Barker isn’t able to keep up the intensity through the second half, and I (at least) kept impatiently waiting for the Cenobites to returnWhen they do, they don’t do much. Still, as a psychological horror study, it’s a solid work. 9/10.

Scope: This is a Hell comes to Earth book, not a humans go to Hell book, so the scope is pretty small. The demons aren’t really running amuck and wrecking things. In the first part, though, we get some good glimpses of cosmic horror, and there is a scope of evil in the Cenobites that keeps this from being a small book. 7/10.

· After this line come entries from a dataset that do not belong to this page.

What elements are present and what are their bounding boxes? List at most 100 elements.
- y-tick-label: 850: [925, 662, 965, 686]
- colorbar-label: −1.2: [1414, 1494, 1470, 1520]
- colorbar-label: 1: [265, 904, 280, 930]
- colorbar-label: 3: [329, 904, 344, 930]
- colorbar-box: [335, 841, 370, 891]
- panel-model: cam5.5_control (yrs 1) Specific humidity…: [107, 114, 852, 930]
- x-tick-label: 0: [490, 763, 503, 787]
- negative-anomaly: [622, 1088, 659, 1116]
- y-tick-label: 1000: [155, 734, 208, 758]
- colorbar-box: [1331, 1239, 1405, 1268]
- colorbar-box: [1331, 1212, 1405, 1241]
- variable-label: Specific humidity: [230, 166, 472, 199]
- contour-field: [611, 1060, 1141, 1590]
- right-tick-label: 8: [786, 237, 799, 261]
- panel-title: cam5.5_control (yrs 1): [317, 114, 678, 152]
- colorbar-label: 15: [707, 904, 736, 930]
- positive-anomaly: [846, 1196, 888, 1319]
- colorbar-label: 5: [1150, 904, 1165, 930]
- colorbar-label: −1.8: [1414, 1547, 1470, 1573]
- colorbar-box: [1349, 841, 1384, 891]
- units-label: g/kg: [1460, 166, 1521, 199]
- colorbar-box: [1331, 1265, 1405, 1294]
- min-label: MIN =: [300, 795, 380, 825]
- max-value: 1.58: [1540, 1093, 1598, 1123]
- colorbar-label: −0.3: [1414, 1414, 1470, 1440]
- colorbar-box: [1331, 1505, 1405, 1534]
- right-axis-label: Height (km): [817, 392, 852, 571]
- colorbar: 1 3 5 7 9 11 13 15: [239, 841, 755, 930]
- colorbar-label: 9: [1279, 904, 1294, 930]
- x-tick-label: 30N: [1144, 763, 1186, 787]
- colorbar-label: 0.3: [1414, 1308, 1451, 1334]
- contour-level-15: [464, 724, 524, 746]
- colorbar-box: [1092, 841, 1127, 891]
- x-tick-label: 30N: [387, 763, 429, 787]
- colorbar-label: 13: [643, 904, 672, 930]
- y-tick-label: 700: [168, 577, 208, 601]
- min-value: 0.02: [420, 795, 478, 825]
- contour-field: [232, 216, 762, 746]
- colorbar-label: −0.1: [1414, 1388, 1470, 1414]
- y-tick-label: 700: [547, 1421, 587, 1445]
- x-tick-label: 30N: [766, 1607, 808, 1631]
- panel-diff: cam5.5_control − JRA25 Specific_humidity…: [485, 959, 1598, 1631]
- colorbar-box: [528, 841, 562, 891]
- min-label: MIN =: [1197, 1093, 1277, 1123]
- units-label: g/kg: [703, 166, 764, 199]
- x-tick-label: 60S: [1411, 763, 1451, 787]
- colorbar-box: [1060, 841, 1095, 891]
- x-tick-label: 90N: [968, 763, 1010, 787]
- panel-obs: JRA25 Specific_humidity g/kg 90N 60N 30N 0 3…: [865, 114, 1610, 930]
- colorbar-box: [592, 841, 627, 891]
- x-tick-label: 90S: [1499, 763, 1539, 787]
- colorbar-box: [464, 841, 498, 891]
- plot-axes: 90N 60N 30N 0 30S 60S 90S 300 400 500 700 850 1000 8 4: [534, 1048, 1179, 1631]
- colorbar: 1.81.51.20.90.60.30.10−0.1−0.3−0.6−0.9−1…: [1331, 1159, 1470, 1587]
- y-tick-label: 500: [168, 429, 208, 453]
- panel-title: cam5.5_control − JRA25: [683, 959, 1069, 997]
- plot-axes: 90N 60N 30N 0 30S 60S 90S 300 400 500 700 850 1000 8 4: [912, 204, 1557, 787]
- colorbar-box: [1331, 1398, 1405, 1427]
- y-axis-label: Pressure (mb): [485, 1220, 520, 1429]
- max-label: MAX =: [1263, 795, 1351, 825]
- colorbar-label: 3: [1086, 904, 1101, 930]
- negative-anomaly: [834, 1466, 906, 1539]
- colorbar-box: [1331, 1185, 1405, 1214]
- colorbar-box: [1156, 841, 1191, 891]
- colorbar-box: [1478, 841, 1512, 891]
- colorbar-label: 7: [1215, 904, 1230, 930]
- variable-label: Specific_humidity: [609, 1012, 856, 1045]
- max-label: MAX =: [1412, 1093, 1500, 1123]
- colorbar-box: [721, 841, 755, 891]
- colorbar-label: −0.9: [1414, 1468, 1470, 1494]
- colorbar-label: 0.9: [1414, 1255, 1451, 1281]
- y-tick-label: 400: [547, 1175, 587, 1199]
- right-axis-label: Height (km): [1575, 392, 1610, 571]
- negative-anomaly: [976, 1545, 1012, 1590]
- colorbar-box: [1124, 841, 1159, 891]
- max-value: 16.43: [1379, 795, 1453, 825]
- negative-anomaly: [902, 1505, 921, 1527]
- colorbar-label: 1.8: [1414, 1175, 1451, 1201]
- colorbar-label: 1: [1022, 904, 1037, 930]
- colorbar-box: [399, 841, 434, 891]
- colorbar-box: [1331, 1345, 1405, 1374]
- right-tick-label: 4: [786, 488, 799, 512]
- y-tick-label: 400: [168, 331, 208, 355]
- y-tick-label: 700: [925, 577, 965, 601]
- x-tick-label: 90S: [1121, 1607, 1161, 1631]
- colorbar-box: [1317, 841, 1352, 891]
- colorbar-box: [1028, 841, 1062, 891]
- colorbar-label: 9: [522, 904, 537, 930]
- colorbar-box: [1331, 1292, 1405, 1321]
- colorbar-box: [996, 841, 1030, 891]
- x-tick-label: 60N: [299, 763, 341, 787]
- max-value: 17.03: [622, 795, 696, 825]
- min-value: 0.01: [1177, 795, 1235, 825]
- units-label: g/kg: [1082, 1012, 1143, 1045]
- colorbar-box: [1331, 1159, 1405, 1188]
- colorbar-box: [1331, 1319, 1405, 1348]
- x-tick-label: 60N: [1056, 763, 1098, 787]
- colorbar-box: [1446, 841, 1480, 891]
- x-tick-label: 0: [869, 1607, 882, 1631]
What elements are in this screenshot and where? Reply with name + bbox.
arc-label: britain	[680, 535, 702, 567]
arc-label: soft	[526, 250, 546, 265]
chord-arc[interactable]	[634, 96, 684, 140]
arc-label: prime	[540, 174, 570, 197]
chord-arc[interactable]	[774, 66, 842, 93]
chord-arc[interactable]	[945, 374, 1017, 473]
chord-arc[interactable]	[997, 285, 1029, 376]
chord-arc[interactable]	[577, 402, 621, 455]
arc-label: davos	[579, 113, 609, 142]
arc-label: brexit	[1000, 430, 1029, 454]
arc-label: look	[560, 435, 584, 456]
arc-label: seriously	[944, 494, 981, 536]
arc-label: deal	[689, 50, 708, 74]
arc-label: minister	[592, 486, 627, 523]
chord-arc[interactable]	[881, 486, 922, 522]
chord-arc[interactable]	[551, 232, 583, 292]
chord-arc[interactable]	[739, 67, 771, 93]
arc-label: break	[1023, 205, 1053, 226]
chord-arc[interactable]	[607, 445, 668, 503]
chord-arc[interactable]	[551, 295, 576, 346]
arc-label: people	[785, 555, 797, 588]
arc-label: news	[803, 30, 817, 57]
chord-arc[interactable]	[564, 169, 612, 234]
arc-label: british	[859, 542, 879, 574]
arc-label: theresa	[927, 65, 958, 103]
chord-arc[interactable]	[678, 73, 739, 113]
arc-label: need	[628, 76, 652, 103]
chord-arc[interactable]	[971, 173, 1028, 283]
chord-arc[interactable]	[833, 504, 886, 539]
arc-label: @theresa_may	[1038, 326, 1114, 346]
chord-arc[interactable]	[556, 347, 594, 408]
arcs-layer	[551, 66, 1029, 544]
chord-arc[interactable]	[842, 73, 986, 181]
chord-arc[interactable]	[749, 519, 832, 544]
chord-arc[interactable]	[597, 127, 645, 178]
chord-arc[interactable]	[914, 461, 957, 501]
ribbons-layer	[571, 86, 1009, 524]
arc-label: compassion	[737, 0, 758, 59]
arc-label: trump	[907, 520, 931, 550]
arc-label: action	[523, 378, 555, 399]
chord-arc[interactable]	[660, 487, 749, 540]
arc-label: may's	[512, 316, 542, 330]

Horror: Truly a terrifying work. Pinhead, who plays only a small role in this, is the perfect embodiment of the order, chaos, and suffering of Hell all in one. Take a look at this initial description:

Every inch of its head had been tattooed with an intricate grid, and at every intersection of horizontal and vertical axes a jeweled pin driven through to the bone. Its tongue was similarly decorated. “Do you even know who we are?” it asked.

You’ve got elegance and menace at the same time. The images may seems a little familiar now, and thus blunted, but there’s enough horror and gore here to keep anyone entertained. 10/10.

Originality: How often does anyone create a horror figure icon in their writing? Pinhead may not be Frankenstein’s monster or Dracula, but he’s damn close. 10/10.

Enjoyability: The first 20 pages are a clear 10/10, then the novel is only an interesting 8/10. So 9/10 total.

Total: 45/50, a clear classic of Hell literature. A must-read for anyone even vaguely interested in the demonic.

Other Takes: The Hellbound Heart is an older book, so there aren’t as many internet reviews to read. Here’s a sampling:
Nite Owl Jr
Phil Slattery’s Art of Horror Part 2
King of the Nerds
Nerds of Gore
Horror Novel Reviews

Overall positive, although a couple readers found the novella length a little awkward. For the most part, though, everyone agrees that this is a horror classic.